Lightning-powered offline networks

The company already has experience working with decentralized mesh networks that power offline connections. Now, they’re expanding that idea to the blockchain.

This news comes to us via CoinDesk, who breaks down the team’s recent paper that talks about Bitcoin micropayments and mobile networks. To push their idea forward, goTenna put together Global Mesh Labs LLC to focus on such technology.

“Mesh networks offer a decentralized alternative to centralized carriers and ISPs for mobile communication,” reads a summary of the report. “To optimize successful message delivery, and improve network coverage and reliability, mesh nodes need a system to incentivize the relay behavior of peer network nodes. We propose a trust-minimized protocol for message senders to exchange incentive value with mesh nodes that relay their messages.”

It continues:

“Our approach is to create a payment channel network (PCN) based on the Bitcoin Lightning Network but adapted for very low-bandwidth ad hoc mobile networks and therefore also applicable to less-constrained mesh topologies. To reduce incentive protocol overhead we propose using signature aggregation, simplex payment channel updates and payment channels formed between mesh nodes within direct communication range.”
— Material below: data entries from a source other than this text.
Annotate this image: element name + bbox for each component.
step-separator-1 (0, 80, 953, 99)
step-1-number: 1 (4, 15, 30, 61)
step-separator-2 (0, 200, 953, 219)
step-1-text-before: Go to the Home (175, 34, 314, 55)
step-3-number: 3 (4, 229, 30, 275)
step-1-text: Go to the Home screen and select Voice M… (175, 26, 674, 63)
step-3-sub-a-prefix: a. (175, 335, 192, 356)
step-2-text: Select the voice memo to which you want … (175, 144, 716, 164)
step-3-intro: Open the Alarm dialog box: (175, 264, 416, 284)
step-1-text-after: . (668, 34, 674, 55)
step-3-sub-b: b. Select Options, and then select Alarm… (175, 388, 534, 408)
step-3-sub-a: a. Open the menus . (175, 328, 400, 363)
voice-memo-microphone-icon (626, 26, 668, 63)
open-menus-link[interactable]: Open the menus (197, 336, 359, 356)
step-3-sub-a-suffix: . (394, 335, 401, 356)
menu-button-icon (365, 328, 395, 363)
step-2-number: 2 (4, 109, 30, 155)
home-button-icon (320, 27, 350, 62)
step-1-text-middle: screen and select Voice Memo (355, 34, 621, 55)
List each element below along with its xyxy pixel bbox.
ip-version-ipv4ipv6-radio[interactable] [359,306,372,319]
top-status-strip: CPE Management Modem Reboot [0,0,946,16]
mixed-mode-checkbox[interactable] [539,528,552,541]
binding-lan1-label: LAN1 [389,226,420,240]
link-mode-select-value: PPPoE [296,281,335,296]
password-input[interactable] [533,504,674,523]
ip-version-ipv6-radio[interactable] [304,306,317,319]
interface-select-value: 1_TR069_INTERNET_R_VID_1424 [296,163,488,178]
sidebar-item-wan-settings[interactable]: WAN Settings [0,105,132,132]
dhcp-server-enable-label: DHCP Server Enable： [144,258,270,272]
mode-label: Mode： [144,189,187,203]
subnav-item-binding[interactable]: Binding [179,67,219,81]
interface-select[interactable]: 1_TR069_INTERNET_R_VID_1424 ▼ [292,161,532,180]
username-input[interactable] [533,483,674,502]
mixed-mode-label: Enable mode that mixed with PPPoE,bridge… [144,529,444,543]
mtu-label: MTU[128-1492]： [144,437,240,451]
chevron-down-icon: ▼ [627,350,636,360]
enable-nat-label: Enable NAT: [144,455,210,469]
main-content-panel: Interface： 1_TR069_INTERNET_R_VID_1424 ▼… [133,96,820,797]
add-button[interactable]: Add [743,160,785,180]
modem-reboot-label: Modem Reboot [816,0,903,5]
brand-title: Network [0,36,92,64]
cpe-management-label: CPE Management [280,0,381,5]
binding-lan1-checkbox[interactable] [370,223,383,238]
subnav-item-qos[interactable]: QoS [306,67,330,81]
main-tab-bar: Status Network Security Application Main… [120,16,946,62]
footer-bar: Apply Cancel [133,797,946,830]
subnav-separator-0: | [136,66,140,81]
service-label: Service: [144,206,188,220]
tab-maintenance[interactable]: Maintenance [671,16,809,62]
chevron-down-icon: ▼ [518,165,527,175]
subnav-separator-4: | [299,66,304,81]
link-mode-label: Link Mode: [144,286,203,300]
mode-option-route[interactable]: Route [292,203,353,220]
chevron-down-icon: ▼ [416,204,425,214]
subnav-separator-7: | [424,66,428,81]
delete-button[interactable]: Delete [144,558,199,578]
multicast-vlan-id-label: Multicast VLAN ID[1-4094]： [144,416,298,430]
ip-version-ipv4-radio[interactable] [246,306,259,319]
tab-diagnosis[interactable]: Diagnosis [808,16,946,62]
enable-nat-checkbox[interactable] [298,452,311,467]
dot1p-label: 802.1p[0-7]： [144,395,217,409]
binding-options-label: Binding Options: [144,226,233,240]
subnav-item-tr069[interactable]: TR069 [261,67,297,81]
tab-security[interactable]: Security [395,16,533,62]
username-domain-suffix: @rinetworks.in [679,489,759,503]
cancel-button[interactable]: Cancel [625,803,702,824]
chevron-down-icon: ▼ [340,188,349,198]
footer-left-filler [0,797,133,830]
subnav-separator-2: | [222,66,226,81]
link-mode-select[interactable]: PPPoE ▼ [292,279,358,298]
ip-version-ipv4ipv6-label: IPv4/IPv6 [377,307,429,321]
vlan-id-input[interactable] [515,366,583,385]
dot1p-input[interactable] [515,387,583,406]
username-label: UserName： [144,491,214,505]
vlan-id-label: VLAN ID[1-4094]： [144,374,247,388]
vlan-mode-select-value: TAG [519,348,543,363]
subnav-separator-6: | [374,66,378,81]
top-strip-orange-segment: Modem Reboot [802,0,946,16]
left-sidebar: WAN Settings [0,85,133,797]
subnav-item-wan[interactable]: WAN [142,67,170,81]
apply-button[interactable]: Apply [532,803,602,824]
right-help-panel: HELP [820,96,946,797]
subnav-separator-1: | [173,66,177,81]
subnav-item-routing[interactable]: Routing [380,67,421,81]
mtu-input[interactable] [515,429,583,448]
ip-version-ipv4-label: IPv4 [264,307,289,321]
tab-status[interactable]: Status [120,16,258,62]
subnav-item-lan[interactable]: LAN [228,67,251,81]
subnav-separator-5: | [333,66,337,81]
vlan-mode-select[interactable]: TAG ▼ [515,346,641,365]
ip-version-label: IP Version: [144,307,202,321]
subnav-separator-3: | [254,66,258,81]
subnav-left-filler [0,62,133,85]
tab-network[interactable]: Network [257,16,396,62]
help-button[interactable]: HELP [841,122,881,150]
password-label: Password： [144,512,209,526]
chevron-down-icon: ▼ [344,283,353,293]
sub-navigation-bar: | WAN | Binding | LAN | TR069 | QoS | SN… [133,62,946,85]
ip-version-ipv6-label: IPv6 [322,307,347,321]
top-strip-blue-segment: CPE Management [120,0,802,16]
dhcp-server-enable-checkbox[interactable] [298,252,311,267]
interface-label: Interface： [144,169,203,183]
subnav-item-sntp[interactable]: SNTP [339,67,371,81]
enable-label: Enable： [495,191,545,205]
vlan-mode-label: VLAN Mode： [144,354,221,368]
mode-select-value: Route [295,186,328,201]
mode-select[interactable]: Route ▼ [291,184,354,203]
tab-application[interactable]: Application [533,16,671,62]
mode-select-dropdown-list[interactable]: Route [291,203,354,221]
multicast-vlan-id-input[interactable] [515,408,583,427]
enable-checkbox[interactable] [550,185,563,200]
Of course, the problem with an offline network is that somebody needs to run it. Well, goTenna would use blockchain tech to incentivize users to do just that. The process is called Lot49 – the segment that takes advantage of Lightning to pay users.

goTenna engineer and author of the paper Richard Myers sheds some more light on this:

“Any node can earn a reward for relaying data for others and by being at the right place at the right time.”

Of course, the Lightning Network is still very early on. It’s barely being used to buy Bitcoin at this point, let alone create offline networks. However, we may soon see a new form of online trading should this project go through.